Wetting-down is a raucous ceremony for newly promoted officers observed in the U.S. and Royal navies, and the U.S. Coast Guard. The U.S. Marines, National Oceanic and Atmospheric Administration Corps, and U.S. Public Health Service officers also participate in this custom as homage to their naval heritage.

==Procedure==

The wetting-down celebration is consistently paid for and hosted by the newly promoted officer, who invites their friends, which usually include several officers of the same rank at which they have most recently served. It is customary for the officer to spend the difference between their pay at their old rank and their pay at the new rank on the bar tab for their guests.

Normally the party occurs at a bar or pub frequented by officers. Being located in a bar, there is typically a great deal of drinking of alcohol. There must always be at least one ceremonial toast. Friends present several rowdy speeches expressing their appreciation of the new officer's good comradeship and endearing faults. Often one of the speeches describes an embarrassing event in the new officer's career which occurred under the old rank, although this latter variety of speech is sometimes discouraged in order to avoid providing evidence pertinent to a disciplinary hearing.

==Improvisations==

A wetting-down party is informal and improvisations on the ceremony are the rule, not the exception. The senior officer present may make the final speech, or if present, the commanding officer who made the promotion can make the final speech. Sometimes the final speech is presented by the new officer's father, especially if he has served in a navy. Although, for particularly exuberant wetting-down parties, parents and senior officers are not usually invited and the honor falls to one of the new officer's close friends.

==History==

The "wetting down" for such a party term comes from the historical practice of wetting new rank insignia to give it a more weathered appearance.

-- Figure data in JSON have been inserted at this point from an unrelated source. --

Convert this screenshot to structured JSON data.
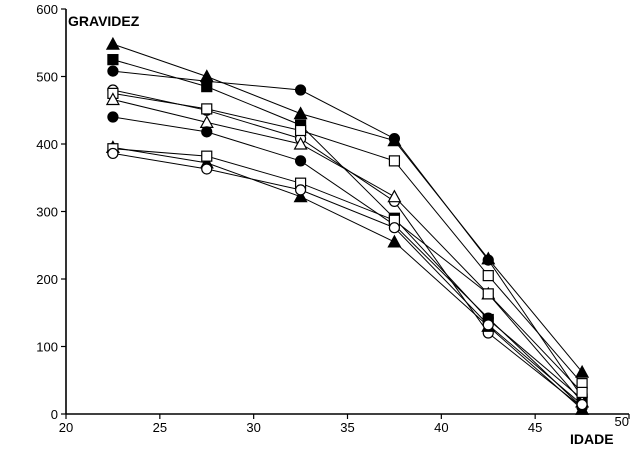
{
  "chart_data": {
    "type": "line",
    "ylabel": "GRAVIDEZ",
    "xlabel": "IDADE",
    "xlim": [
      20,
      50
    ],
    "ylim": [
      0,
      600
    ],
    "x_ticks": [
      "20",
      "25",
      "30",
      "35",
      "40",
      "45",
      "50"
    ],
    "y_ticks": [
      "0",
      "100",
      "200",
      "300",
      "400",
      "500",
      "600"
    ],
    "grid": false,
    "legend": "none",
    "x": [
      22.5,
      27.5,
      32.5,
      37.5,
      42.5,
      47.5
    ],
    "series": [
      {
        "marker": "filled-triangle",
        "values": [
          548,
          500,
          445,
          405,
          230,
          62
        ]
      },
      {
        "marker": "filled-square",
        "values": [
          525,
          485,
          428,
          290,
          140,
          22
        ]
      },
      {
        "marker": "filled-circle",
        "values": [
          508,
          493,
          480,
          408,
          228,
          25
        ]
      },
      {
        "marker": "open-circle",
        "values": [
          480,
          450,
          408,
          315,
          120,
          10
        ]
      },
      {
        "marker": "open-square",
        "values": [
          475,
          452,
          420,
          375,
          205,
          45
        ]
      },
      {
        "marker": "open-triangle",
        "values": [
          466,
          432,
          400,
          322,
          178,
          18
        ]
      },
      {
        "marker": "filled-circle",
        "values": [
          440,
          418,
          375,
          280,
          142,
          10
        ]
      },
      {
        "marker": "filled-triangle",
        "values": [
          395,
          372,
          322,
          255,
          130,
          7
        ]
      },
      {
        "marker": "open-square",
        "values": [
          393,
          382,
          342,
          287,
          178,
          32
        ]
      },
      {
        "marker": "open-circle",
        "values": [
          386,
          363,
          332,
          276,
          132,
          14
        ]
      }
    ]
  }
}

In most navies, officers's rank insignia consists of gold braiding in the form of stripes on the cuff, epaulets, and (historically) arrangements of gold braid on buttonholes, collars, etc. Upon promotion, a newly added stripe or epaulet would stand out against the more weathered gold braiding already on the uniform. Newly promoted officers would literally soak the new gold braid (usually with either seawater or an alcoholic beverage) to make it appear older so that the promotion would not look as recent. Modern wetting down parties may or may not include some version of, or homage to, this ritual, such as pouring beer over the officer's head or forcing them to jump fully-uniformed into the ocean.